The gravestone of Mercy Brown which reads "daughter of George T. & Mary F. Brown, Died Jan 17 1892, Aged 19 years.
Mercy Brown’s Grave
By Cbarry123 – enwiki, Public Domain, https://commons.wikimedia.org/w/index.php?curid=4900170

The Mercy Brown Vampire

It was a cool morning on the 27th March 1892 when a small group of men gathered in the cemetery. The family doctor and a Journal correspondent were also present when the men began to dig into the cold hard soil of the women’s graves. They examined the bodies one by one. The bodies of Edwin’s mother and his sister Mary had properly decomposed as would be expected but what they found when they dug up the body of Mercy Brown filled the men with terror.

Mercy’s body had not decayed. Her face was flushed, her hair and nails had grown, and liquid blood remained in her body, including in her heart. The villagers had found their vampire.
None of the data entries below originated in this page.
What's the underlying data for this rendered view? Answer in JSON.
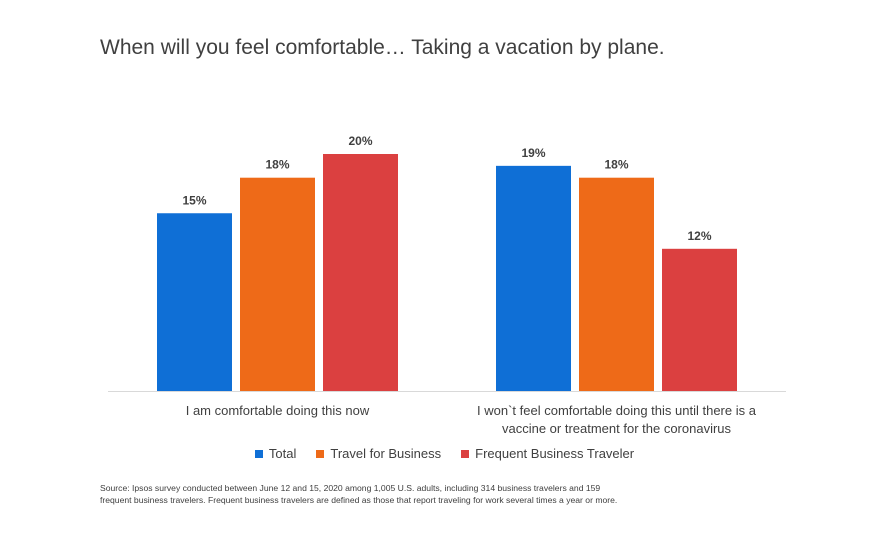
{
  "chart_data": {
    "type": "bar",
    "title": "When will you feel comfortable… Taking a vacation by plane.",
    "categories": [
      [
        "I am comfortable doing this now"
      ],
      [
        "I won`t feel comfortable doing this until there is a",
        "vaccine or treatment for the coronavirus"
      ]
    ],
    "series": [
      {
        "name": "Total",
        "color": "#0f6fd6",
        "values": [
          15,
          19
        ],
        "labels": [
          "15%",
          "19%"
        ]
      },
      {
        "name": "Travel for Business",
        "color": "#ee6a18",
        "values": [
          18,
          18
        ],
        "labels": [
          "18%",
          "18%"
        ]
      },
      {
        "name": "Frequent Business Traveler",
        "color": "#db4040",
        "values": [
          20,
          12
        ],
        "labels": [
          "20%",
          "12%"
        ]
      }
    ],
    "ylim": [
      0,
      25
    ],
    "xlabel": "",
    "ylabel": "",
    "grid": false,
    "legend": "bottom"
  },
  "source": {
    "lines": [
      "Source: Ipsos survey conducted between June 12 and 15, 2020 among 1,005 U.S. adults, including 314 business travelers and 159",
      "frequent business travelers. Frequent business travelers are defined as those that report traveling for work several times a year or more."
    ]
  }
}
The doctor who was present assured them that the preservation was normal. Mercy had been buried during the cold winter months after all. However, superstition prevailed and they removed and burned Mercy’s heart and liver and the ashes were fed to Edwin. Not surprisingly it didn’t work and Edwin died two months later.

The Legacy of Mercy Brown

The curious story of Mercy Brown made the news, and when anthropologist George Stetson visited Rhode Island, the story travelled much further. Stetson wrote an article published in the American Anthropologist journal. It described the New England vampire frenzy as “an extraordinary instance of a barbaric superstition outcropping in and coexisting with a high general culture…which is not so uncommon, if rarely so extremely aggravated, crude, and painful”. It wasn’t long before other newspapers were reporting on the New England vampires. In 1896 a London stage manager and aspiring novelist who was touring the US with his theatre company found some of these articles. That author was Bram Stoker. He published his novel Dracula in 1897.
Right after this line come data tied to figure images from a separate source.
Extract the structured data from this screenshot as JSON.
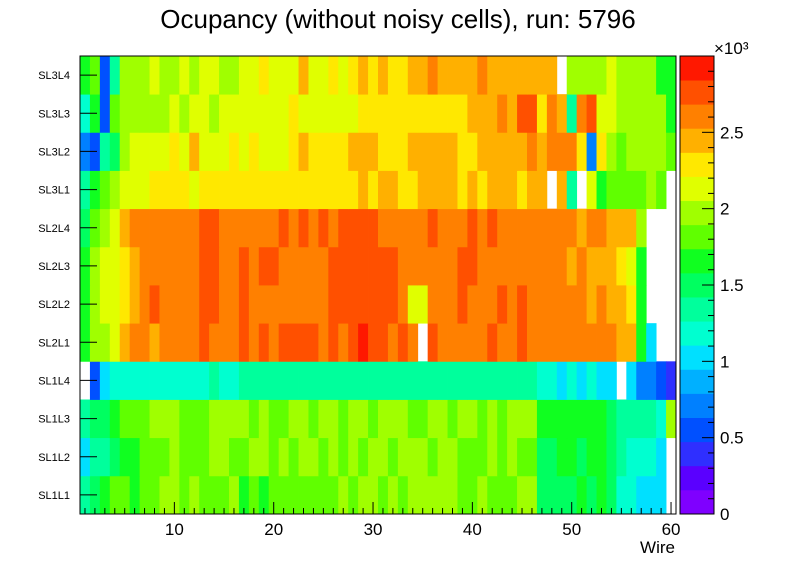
{
  "chart_data": {
    "type": "heatmap",
    "title": "Ocupancy (without noisy cells), run: 5796",
    "xlabel": "Wire",
    "ylabel": "",
    "x_range": [
      0.5,
      60.5
    ],
    "x_ticks": [
      10,
      20,
      30,
      40,
      50,
      60
    ],
    "y_categories": [
      "SL1L1",
      "SL1L2",
      "SL1L3",
      "SL1L4",
      "SL2L1",
      "SL2L2",
      "SL2L3",
      "SL2L4",
      "SL3L1",
      "SL3L2",
      "SL3L3",
      "SL3L4"
    ],
    "z_range": [
      0,
      3000
    ],
    "z_ticks": [
      0,
      500,
      1000,
      1500,
      2000,
      2500
    ],
    "z_tick_labels": [
      "0",
      "0.5",
      "1",
      "1.5",
      "2",
      "2.5"
    ],
    "z_exponent_label": "×10³",
    "palette": [
      "#7f00ff",
      "#5a00ff",
      "#2f2fff",
      "#0050ff",
      "#0080ff",
      "#00b0ff",
      "#00e0ff",
      "#00ffd0",
      "#00ff9c",
      "#00ff60",
      "#10ff20",
      "#60ff00",
      "#a0ff00",
      "#e0ff00",
      "#ffe800",
      "#ffb000",
      "#ff8000",
      "#ff5000",
      "#ff1800"
    ],
    "z_values": [
      [
        1400,
        1550,
        1700,
        1750,
        1750,
        1650,
        1800,
        1800,
        1900,
        1950,
        1800,
        1950,
        1750,
        1750,
        1800,
        1900,
        1700,
        1750,
        1700,
        1800,
        1800,
        1850,
        1850,
        1850,
        1750,
        1800,
        1900,
        1800,
        2000,
        1950,
        1800,
        1900,
        1750,
        1900,
        2050,
        1900,
        2000,
        1900,
        1750,
        1800,
        1900,
        1800,
        1850,
        1750,
        1950,
        1900,
        1500,
        1500,
        1500,
        1500,
        1600,
        1500,
        1600,
        1500,
        1200,
        1200,
        1100,
        1100,
        1000,
        null
      ],
      [
        1000,
        1300,
        1400,
        1500,
        1700,
        1700,
        1800,
        1800,
        1850,
        1900,
        1850,
        1850,
        1800,
        1900,
        1950,
        1850,
        1800,
        1900,
        1900,
        1850,
        1900,
        1800,
        1900,
        1900,
        1850,
        1900,
        1850,
        1900,
        1850,
        1900,
        1950,
        1850,
        1950,
        1900,
        1950,
        1850,
        1950,
        1900,
        1850,
        1800,
        1850,
        1900,
        1850,
        1950,
        1850,
        1800,
        1550,
        1550,
        1600,
        1650,
        1500,
        1700,
        1600,
        1550,
        1300,
        1250,
        1150,
        1200,
        1000,
        null
      ],
      [
        1350,
        1450,
        1500,
        1650,
        1800,
        1800,
        1850,
        1900,
        1900,
        1900,
        1850,
        1850,
        1850,
        1950,
        1900,
        1950,
        1950,
        1800,
        1900,
        1850,
        1850,
        1900,
        1900,
        1850,
        1900,
        1900,
        1850,
        1900,
        1900,
        1850,
        1900,
        1900,
        1950,
        1850,
        1850,
        1900,
        1950,
        1850,
        1900,
        1900,
        1850,
        1900,
        1850,
        1900,
        1900,
        1900,
        1650,
        1600,
        1650,
        1650,
        1650,
        1650,
        1650,
        1550,
        1400,
        1300,
        1300,
        1300,
        1150,
        2050
      ],
      [
        null,
        600,
        1050,
        1150,
        1150,
        1150,
        1150,
        1150,
        1200,
        1250,
        1200,
        1250,
        1200,
        1300,
        1250,
        1250,
        1300,
        1300,
        1300,
        1300,
        1300,
        1300,
        1300,
        1300,
        1300,
        1300,
        1300,
        1300,
        1300,
        1300,
        1300,
        1400,
        1400,
        1300,
        1400,
        1400,
        1300,
        1300,
        1300,
        1300,
        1300,
        1400,
        1300,
        1300,
        1300,
        1300,
        1150,
        1150,
        1100,
        1150,
        1100,
        1150,
        1100,
        1100,
        null,
        1100,
        700,
        700,
        600,
        400
      ],
      [
        1700,
        1900,
        2050,
        2100,
        2500,
        2600,
        2600,
        2500,
        2650,
        2600,
        2650,
        2600,
        2700,
        2650,
        2600,
        2600,
        2700,
        2600,
        2700,
        2650,
        2800,
        2800,
        2800,
        2700,
        2650,
        2800,
        2650,
        2800,
        2900,
        2700,
        2800,
        2650,
        2750,
        2600,
        null,
        2800,
        2550,
        2650,
        2650,
        2600,
        2650,
        2700,
        2600,
        2650,
        2700,
        2600,
        2650,
        2550,
        2600,
        2600,
        2550,
        2600,
        2550,
        2600,
        2500,
        2400,
        1600,
        1000,
        null,
        null
      ],
      [
        1650,
        1900,
        2100,
        2100,
        2300,
        2500,
        2600,
        2700,
        2600,
        2550,
        2650,
        2600,
        2800,
        2800,
        2600,
        2600,
        2700,
        2600,
        2650,
        2650,
        2600,
        2600,
        2550,
        2550,
        2600,
        2800,
        2800,
        2750,
        2700,
        2800,
        2700,
        2700,
        2650,
        2200,
        2200,
        2600,
        2600,
        2600,
        2700,
        2650,
        2600,
        2600,
        2700,
        2600,
        2700,
        2650,
        2600,
        2600,
        2550,
        2550,
        2600,
        2500,
        2550,
        2450,
        2400,
        2300,
        1650,
        null,
        null,
        null
      ],
      [
        1700,
        1900,
        2100,
        2200,
        2350,
        2500,
        2600,
        2600,
        2650,
        2600,
        2650,
        2600,
        2750,
        2750,
        2650,
        2650,
        2700,
        2600,
        2700,
        2700,
        2600,
        2600,
        2650,
        2550,
        2550,
        2800,
        2750,
        2800,
        2750,
        2750,
        2800,
        2700,
        2650,
        2600,
        2600,
        2650,
        2600,
        2600,
        2700,
        2700,
        2600,
        2650,
        2600,
        2650,
        2600,
        2600,
        2600,
        2600,
        2600,
        2500,
        2550,
        2500,
        2500,
        2450,
        2300,
        2150,
        1700,
        null,
        null,
        null
      ],
      [
        1500,
        1800,
        2050,
        2200,
        2400,
        2600,
        2600,
        2600,
        2600,
        2650,
        2600,
        2600,
        2700,
        2700,
        2600,
        2650,
        2600,
        2600,
        2650,
        2600,
        2700,
        2600,
        2700,
        2650,
        2700,
        2600,
        2700,
        2700,
        2800,
        2800,
        2650,
        2600,
        2650,
        2550,
        2650,
        2700,
        2600,
        2600,
        2650,
        2700,
        2600,
        2700,
        2600,
        2650,
        2600,
        2600,
        2650,
        2550,
        2650,
        2600,
        2500,
        2600,
        2600,
        2500,
        2450,
        2400,
        1900,
        null,
        null,
        null
      ],
      [
        1400,
        1700,
        1800,
        1900,
        2100,
        2150,
        2200,
        2250,
        2250,
        2250,
        2300,
        2200,
        2300,
        2350,
        2300,
        2350,
        2250,
        2300,
        2300,
        2300,
        2300,
        2350,
        2350,
        2250,
        2300,
        2300,
        2300,
        2350,
        2400,
        2300,
        2400,
        2400,
        2350,
        2350,
        2400,
        2400,
        2400,
        2400,
        2350,
        2400,
        2350,
        2400,
        2400,
        2400,
        2350,
        2450,
        2500,
        null,
        2400,
        1300,
        null,
        2200,
        1700,
        1800,
        1800,
        1750,
        1850,
        2000,
        1850,
        null
      ],
      [
        650,
        500,
        1300,
        1450,
        1950,
        2100,
        2150,
        2200,
        2150,
        2300,
        2200,
        2450,
        2200,
        2200,
        2150,
        2250,
        2200,
        2300,
        2200,
        2200,
        2200,
        2350,
        2400,
        2250,
        2300,
        2300,
        2250,
        2400,
        2400,
        2400,
        2300,
        2350,
        2350,
        2400,
        2400,
        2500,
        2400,
        2400,
        2300,
        2350,
        2400,
        2400,
        2450,
        2400,
        2450,
        2550,
        2500,
        2550,
        2550,
        2600,
        2250,
        700,
        2300,
        2050,
        1800,
        2050,
        2000,
        1950,
        1900,
        1800
      ],
      [
        1200,
        1600,
        600,
        1800,
        2000,
        2050,
        2000,
        2050,
        2050,
        2150,
        2000,
        2150,
        2100,
        2050,
        2100,
        2100,
        2100,
        2150,
        2200,
        2150,
        2150,
        2250,
        2150,
        2100,
        2150,
        2200,
        2150,
        2200,
        2250,
        2300,
        2250,
        2350,
        2350,
        2350,
        2350,
        2250,
        2350,
        2300,
        2350,
        2400,
        2450,
        2450,
        2550,
        2500,
        2700,
        2800,
        2300,
        2600,
        2450,
        1400,
        2550,
        2700,
        2200,
        2100,
        1950,
        1900,
        2050,
        2000,
        1900,
        1600
      ],
      [
        1600,
        1850,
        600,
        1400,
        2000,
        2050,
        2000,
        2100,
        2000,
        2050,
        2100,
        2000,
        2100,
        2100,
        2000,
        2050,
        2100,
        2200,
        2300,
        2150,
        2100,
        2200,
        2400,
        2150,
        2150,
        2300,
        2150,
        2300,
        2400,
        2300,
        2400,
        2250,
        2250,
        2500,
        2500,
        2550,
        2500,
        2500,
        2450,
        2450,
        2550,
        2500,
        2500,
        2450,
        2500,
        2400,
        2450,
        2500,
        null,
        2000,
        1900,
        1900,
        1900,
        2100,
        2000,
        2050,
        2000,
        2050,
        1700,
        1650
      ]
    ]
  }
}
A cartoon from the Boston Daily Globe. It reads: Believe inn Vampires. Rhode Islanders who are sure that they do exist.
A cartoon depicting the belief in vampires from Boston Daily Globe

New England Vampire Panic

Mercy Brown wasn’t the only New England vampire. There were multiple vampire exhumations; some had their hearts burned, others were turned face down in their grave. But what was the cause of this mass panic? What they called consumption was actually tuberculosis. During this time, the tuberculosis epidemic killed one in seven people living in Europe and the United States.
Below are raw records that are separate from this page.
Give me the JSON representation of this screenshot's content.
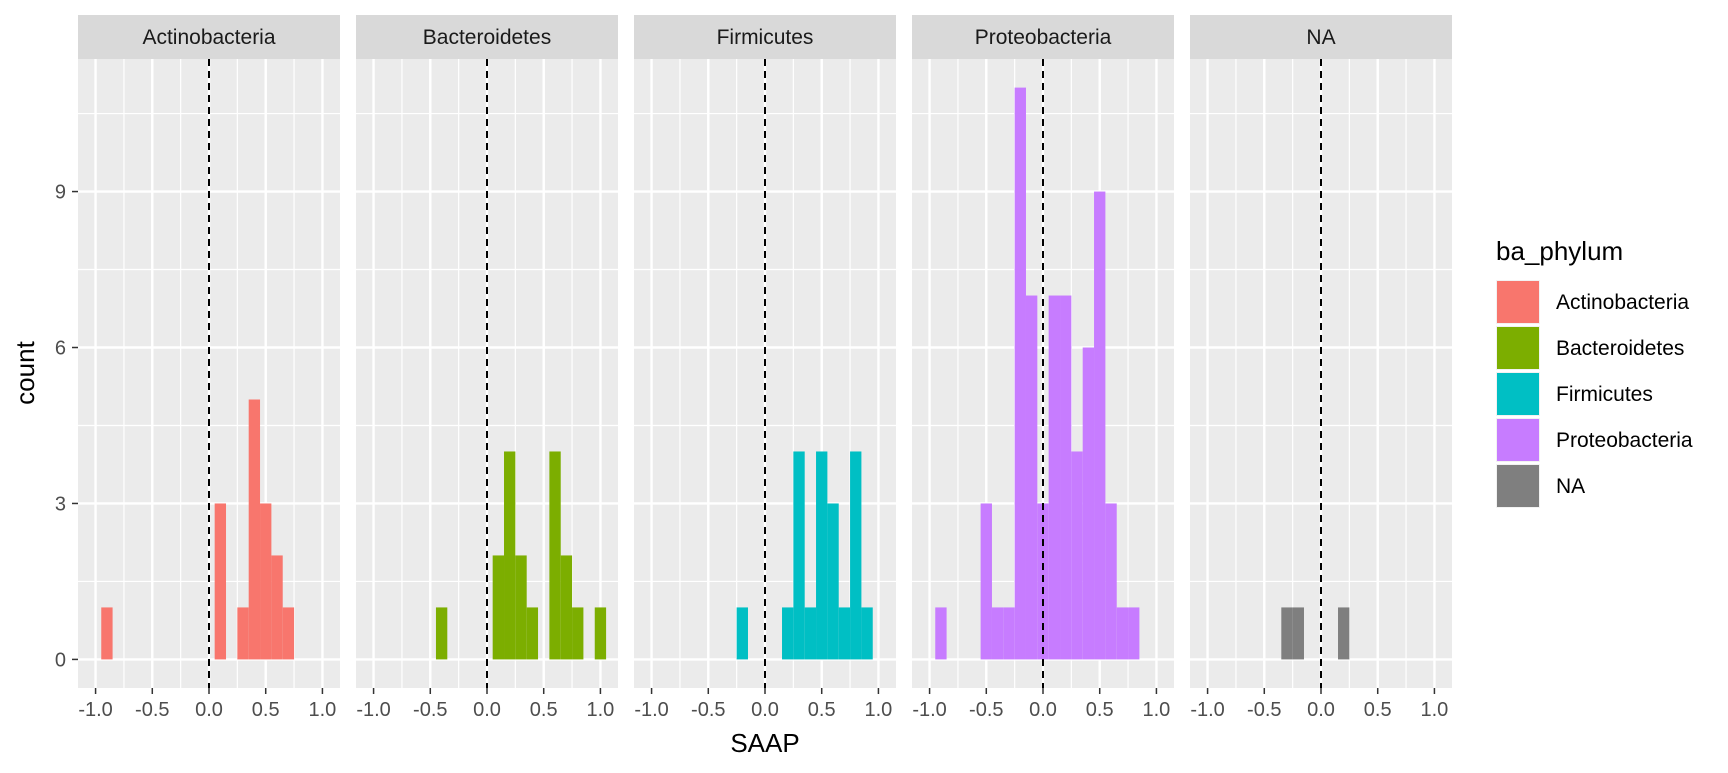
{
  "chart_data": {
    "type": "bar",
    "subtype": "faceted-histogram",
    "xlabel": "SAAP",
    "ylabel": "count",
    "xlim": [
      -1.0,
      1.0
    ],
    "ylim": [
      0,
      11
    ],
    "x_ticks": [
      -1.0,
      -0.5,
      0.0,
      0.5,
      1.0
    ],
    "x_tick_labels": [
      "-1.0",
      "-0.5",
      "0.0",
      "0.5",
      "1.0"
    ],
    "y_ticks": [
      0,
      3,
      6,
      9
    ],
    "y_tick_labels": [
      "0",
      "3",
      "6",
      "9"
    ],
    "bin_width": 0.1,
    "reference_line": {
      "x": 0,
      "style": "dashed"
    },
    "grid": true,
    "legend": {
      "title": "ba_phylum",
      "position": "right",
      "entries": [
        {
          "label": "Actinobacteria",
          "color": "#F8766D"
        },
        {
          "label": "Bacteroidetes",
          "color": "#7CAE00"
        },
        {
          "label": "Firmicutes",
          "color": "#00BFC4"
        },
        {
          "label": "Proteobacteria",
          "color": "#C77CFF"
        },
        {
          "label": "NA",
          "color": "#7F7F7F"
        }
      ]
    },
    "panels": [
      {
        "name": "Actinobacteria",
        "color": "#F8766D",
        "bins": [
          {
            "x": -0.9,
            "count": 1
          },
          {
            "x": 0.1,
            "count": 3
          },
          {
            "x": 0.3,
            "count": 1
          },
          {
            "x": 0.4,
            "count": 5
          },
          {
            "x": 0.5,
            "count": 3
          },
          {
            "x": 0.6,
            "count": 2
          },
          {
            "x": 0.7,
            "count": 1
          }
        ]
      },
      {
        "name": "Bacteroidetes",
        "color": "#7CAE00",
        "bins": [
          {
            "x": -0.4,
            "count": 1
          },
          {
            "x": 0.1,
            "count": 2
          },
          {
            "x": 0.2,
            "count": 4
          },
          {
            "x": 0.3,
            "count": 2
          },
          {
            "x": 0.4,
            "count": 1
          },
          {
            "x": 0.6,
            "count": 4
          },
          {
            "x": 0.7,
            "count": 2
          },
          {
            "x": 0.8,
            "count": 1
          },
          {
            "x": 1.0,
            "count": 1
          }
        ]
      },
      {
        "name": "Firmicutes",
        "color": "#00BFC4",
        "bins": [
          {
            "x": -0.2,
            "count": 1
          },
          {
            "x": 0.2,
            "count": 1
          },
          {
            "x": 0.3,
            "count": 4
          },
          {
            "x": 0.4,
            "count": 1
          },
          {
            "x": 0.5,
            "count": 4
          },
          {
            "x": 0.6,
            "count": 3
          },
          {
            "x": 0.7,
            "count": 1
          },
          {
            "x": 0.8,
            "count": 4
          },
          {
            "x": 0.9,
            "count": 1
          }
        ]
      },
      {
        "name": "Proteobacteria",
        "color": "#C77CFF",
        "bins": [
          {
            "x": -0.9,
            "count": 1
          },
          {
            "x": -0.5,
            "count": 3
          },
          {
            "x": -0.4,
            "count": 1
          },
          {
            "x": -0.3,
            "count": 1
          },
          {
            "x": -0.2,
            "count": 11
          },
          {
            "x": -0.1,
            "count": 7
          },
          {
            "x": 0.0,
            "count": 3
          },
          {
            "x": 0.1,
            "count": 7
          },
          {
            "x": 0.2,
            "count": 7
          },
          {
            "x": 0.3,
            "count": 4
          },
          {
            "x": 0.4,
            "count": 6
          },
          {
            "x": 0.5,
            "count": 9
          },
          {
            "x": 0.6,
            "count": 3
          },
          {
            "x": 0.7,
            "count": 1
          },
          {
            "x": 0.8,
            "count": 1
          }
        ]
      },
      {
        "name": "NA",
        "color": "#7F7F7F",
        "bins": [
          {
            "x": -0.3,
            "count": 1
          },
          {
            "x": -0.2,
            "count": 1
          },
          {
            "x": 0.2,
            "count": 1
          }
        ]
      }
    ]
  }
}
In an interview with Smithsonian Magazine, Rhode Island folklorist Michael Bell stated, “People find themselves in dire situations, where there’s no recourse through regular channels,” he explains. “The folk system offers an alternative, a choice.” Sometimes, superstitions represent the only hope, he says.

Think about what it would have taken to actually exhume the body of a relative

Michael Bell – Smothsonian Magazine

Read More: Mercy Brown is just one of the vampires in Rhode Island. Check out the tale of Sarah Tillinghast that occurred 93 years before.

Mercy Brown’s Grave

A piece of this interesting history still exists with Mercy Brown’s grave. It is located in a small graveyard, Chestnut Hill Cemetery, behind Baptist Church (also known as Chestnut Hill Baptist Church) on Ten Rod Road in Exeter, Rhode Island.

An image of the Baptist Church in Exeter, Rhode Island where Mercy Brown's grave is located.
Baptist Church in Exeter, Rhode Island.
Image by Swampyank at en.wikipedia

The church was built in 1838 and was added to the National Register of Historic places in 1978 due to its historical significance.

Mercy Brown’s grave is located in the Brown family plot under a large tree and is adorned with colourful flowers and keepsakes that people have left behind.

If visiting, the grave of another Rhode Island vampire, Sarah Tillinghast, is located only 2.5 miles away.